Não podíamos esperar mais. Precisávamos salvar os prisioneiros, principalmente Leozin Erlanthar, o monge elfo que havíamos conhecido em Greenest. Ele resistia à tortura, mas sabíamos que seu tempo estava acabando.
Nos afastamos rapidamente para evitar cruzar o caminho de Langdedrosa, que se dirigia à caverna com sua imponência cruel. Conseguimos encontrar Hector, que havia caminhado pelas extremidades do acampamento, escutando conversas fragmentadas entre cultistas. Ele confirmou o pior: os prisioneiros seriam sacrificados, alimentando os dragonetes.
Foi ali que traçamos nosso plano. Seraphina criaria uma névoa densa para cobrir nossa movimentação e, com sorte, confundir os sentidos dos guardas. Mas para fazer os prisioneiros escaparem, precisaríamos disfarçá-los.
Nos dirigimos a uma fileira de cabanas, onde esperávamos encontrar mantos de cultistas.
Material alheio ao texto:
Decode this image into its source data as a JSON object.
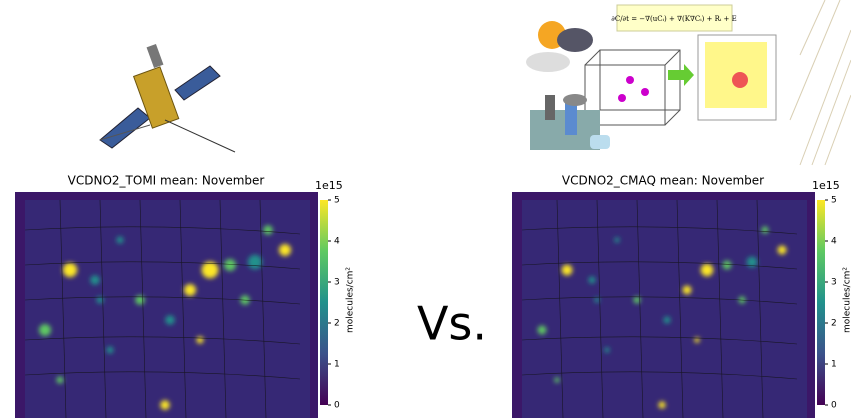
{
  "equation": "∂C/∂t = −∇(uCᵢ) + ∇(K∇Cᵢ) + Rᵢ + E",
  "separator": "Vs.",
  "panels": [
    {
      "title": "VCDNO2_TOMI mean: November",
      "exponent": "1e15",
      "unit": "molecules/cm²",
      "ticks": [
        0,
        1,
        2,
        3,
        4,
        5
      ],
      "lim": [
        0,
        5
      ]
    },
    {
      "title": "VCDNO2_CMAQ mean: November",
      "exponent": "1e15",
      "unit": "molecules/cm²",
      "ticks": [
        0,
        1,
        2,
        3,
        4,
        5
      ],
      "lim": [
        0,
        5
      ]
    }
  ]
}
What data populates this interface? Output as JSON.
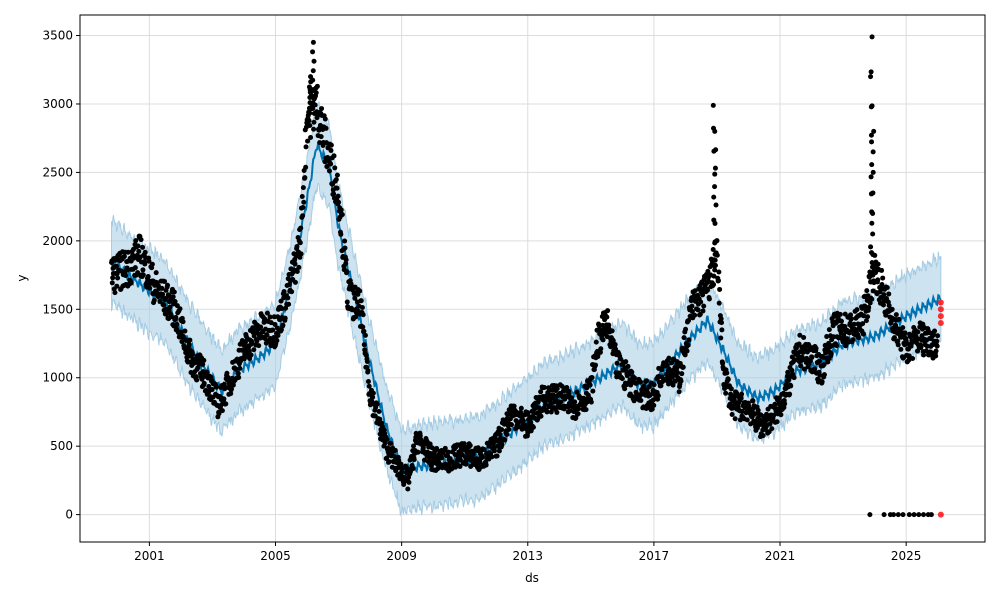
{
  "chart_data": {
    "type": "line",
    "title": "",
    "xlabel": "ds",
    "ylabel": "y",
    "xlim": [
      1998.8,
      2027.5
    ],
    "ylim": [
      -200,
      3650
    ],
    "xticks": [
      2001,
      2005,
      2009,
      2013,
      2017,
      2021,
      2025
    ],
    "xtick_labels": [
      "2001",
      "2005",
      "2009",
      "2013",
      "2017",
      "2021",
      "2025"
    ],
    "yticks": [
      0,
      500,
      1000,
      1500,
      2000,
      2500,
      3000,
      3500
    ],
    "ytick_labels": [
      "0",
      "500",
      "1000",
      "1500",
      "2000",
      "2500",
      "3000",
      "3500"
    ],
    "grid": true,
    "colors": {
      "forecast": "#0072B2",
      "band": "#A6CCE3",
      "observed": "#000000",
      "highlight": "#FF0000"
    },
    "forecast_yhat": [
      [
        1999.8,
        1850
      ],
      [
        2000.5,
        1720
      ],
      [
        2001.5,
        1550
      ],
      [
        2002.5,
        1150
      ],
      [
        2003.3,
        900
      ],
      [
        2003.8,
        1050
      ],
      [
        2004.5,
        1150
      ],
      [
        2005.0,
        1250
      ],
      [
        2005.5,
        1700
      ],
      [
        2006.0,
        2300
      ],
      [
        2006.3,
        2700
      ],
      [
        2006.7,
        2550
      ],
      [
        2007.0,
        2100
      ],
      [
        2007.5,
        1600
      ],
      [
        2008.0,
        1100
      ],
      [
        2008.5,
        650
      ],
      [
        2009.0,
        320
      ],
      [
        2009.5,
        350
      ],
      [
        2010.5,
        380
      ],
      [
        2011.5,
        420
      ],
      [
        2012.5,
        600
      ],
      [
        2013.5,
        800
      ],
      [
        2014.5,
        900
      ],
      [
        2015.3,
        1000
      ],
      [
        2016.0,
        1100
      ],
      [
        2016.5,
        950
      ],
      [
        2017.0,
        950
      ],
      [
        2017.5,
        1100
      ],
      [
        2018.0,
        1250
      ],
      [
        2018.7,
        1420
      ],
      [
        2019.2,
        1200
      ],
      [
        2019.7,
        950
      ],
      [
        2020.3,
        850
      ],
      [
        2020.8,
        900
      ],
      [
        2021.5,
        1050
      ],
      [
        2022.3,
        1100
      ],
      [
        2023.0,
        1250
      ],
      [
        2024.0,
        1300
      ],
      [
        2025.0,
        1450
      ],
      [
        2026.1,
        1580
      ]
    ],
    "uncertainty_halfwidth": 300,
    "observed": [
      [
        1999.8,
        1750
      ],
      [
        2000.3,
        1800
      ],
      [
        2000.7,
        1900
      ],
      [
        2001.2,
        1650
      ],
      [
        2001.8,
        1500
      ],
      [
        2002.3,
        1150
      ],
      [
        2002.8,
        1000
      ],
      [
        2003.2,
        800
      ],
      [
        2003.5,
        950
      ],
      [
        2004.0,
        1200
      ],
      [
        2004.5,
        1350
      ],
      [
        2005.0,
        1350
      ],
      [
        2005.4,
        1600
      ],
      [
        2005.8,
        2000
      ],
      [
        2006.0,
        2900
      ],
      [
        2006.3,
        3000
      ],
      [
        2006.6,
        2700
      ],
      [
        2007.0,
        2350
      ],
      [
        2007.3,
        1600
      ],
      [
        2007.7,
        1500
      ],
      [
        2008.0,
        900
      ],
      [
        2008.5,
        500
      ],
      [
        2008.9,
        350
      ],
      [
        2009.2,
        250
      ],
      [
        2009.5,
        550
      ],
      [
        2010.0,
        400
      ],
      [
        2010.5,
        400
      ],
      [
        2011.0,
        450
      ],
      [
        2011.5,
        400
      ],
      [
        2012.0,
        500
      ],
      [
        2012.5,
        750
      ],
      [
        2013.0,
        650
      ],
      [
        2013.5,
        850
      ],
      [
        2014.0,
        850
      ],
      [
        2014.5,
        800
      ],
      [
        2015.0,
        900
      ],
      [
        2015.2,
        1250
      ],
      [
        2015.5,
        1400
      ],
      [
        2015.8,
        1100
      ],
      [
        2016.5,
        900
      ],
      [
        2017.0,
        850
      ],
      [
        2017.3,
        1100
      ],
      [
        2017.8,
        1000
      ],
      [
        2018.2,
        1500
      ],
      [
        2018.7,
        1650
      ],
      [
        2019.0,
        1900
      ],
      [
        2019.2,
        1050
      ],
      [
        2019.5,
        800
      ],
      [
        2020.0,
        780
      ],
      [
        2020.4,
        650
      ],
      [
        2020.8,
        720
      ],
      [
        2021.2,
        900
      ],
      [
        2021.6,
        1200
      ],
      [
        2022.0,
        1150
      ],
      [
        2022.3,
        1050
      ],
      [
        2022.7,
        1350
      ],
      [
        2023.2,
        1350
      ],
      [
        2023.6,
        1400
      ],
      [
        2024.0,
        1800
      ],
      [
        2024.3,
        1600
      ],
      [
        2024.7,
        1350
      ],
      [
        2025.0,
        1200
      ],
      [
        2025.4,
        1300
      ],
      [
        2026.0,
        1250
      ]
    ],
    "spikes": [
      [
        2006.2,
        3450
      ],
      [
        2006.1,
        3200
      ],
      [
        2018.9,
        2990
      ],
      [
        2018.95,
        2800
      ],
      [
        2023.9,
        3490
      ],
      [
        2023.9,
        3200
      ],
      [
        2023.95,
        2800
      ]
    ],
    "zero_points": [
      2023.85,
      2024.3,
      2024.5,
      2024.6,
      2024.75,
      2024.9,
      2025.1,
      2025.25,
      2025.4,
      2025.55,
      2025.7,
      2025.8
    ],
    "highlight_points": [
      [
        2026.1,
        1550
      ],
      [
        2026.1,
        1500
      ],
      [
        2026.1,
        1450
      ],
      [
        2026.1,
        1400
      ],
      [
        2026.1,
        0
      ]
    ]
  }
}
Tentei entrar sorrateiramente para pegar alguns… e fui pega. Não uma, mas três vezes. Cada vez que minhas mãos tocavam o tecido, alguém acordava ou me flagrava. Sem opção, improvisei. Fingi estar perdida, errando de barraca, buscando algo para um superior mal-humorado — uma encenação tosca, mas que funcionou o suficiente para evitar maiores consequências.
Foi então que Armyn entrou em cena. Com sua fala afiada como uma lâmina polida, assumiu o controle da situação. Disse que aquilo fazia parte de uma missão urgente e que os mantos seriam usados imediatamente, por ordem superior. Convenceu os cultistas de que era melhor não fazer perguntas e, com isso, conseguimos os disfarces sem mais incidentes.
Com os mantos em mãos, corremos até o pátio onde os prisioneiros estavam acorrentados. Leozin estava lá, machucado, mas vivo. Seraphina sussurrou palavras arcanas e ergueu duas cortinas de névoa: uma espessa e obscurecedora, para ocultar nossa ação, e outra fétida e nauseante, que afastou os cultistas mais próximos.
Linda e eu nos apressamos em arrombar os cadeados. Meus dedos trabalhavam com velocidade e tensão — conseguimos libertar quatro prisioneiros e Leozin, antes que os primeiros alarmes fossem soados. Quando os atacantes finalmente chegaram até nós, sabíamos que continuar libertando os demais colocaria em risco todos os que já havíamos salvo. Não podíamos transformar uma missão de resgate em um massacre.
Com os prisioneiros sob nossos cuidados, corremos. Vesti-los com os mantos enquanto fugíamos foi uma dança desesperada, mas eficaz. Nos esgueiramos entre tendas e sombras, contornando grupos confusos, até alcançar os cavalos.
Montamos e partimos, sem olhar para trás. Atrás de nós, deixamos um acampamento alarmado, mas ferido. À nossa frente, a liberdade — e as respostas que Leozin talvez pudesse nos dar.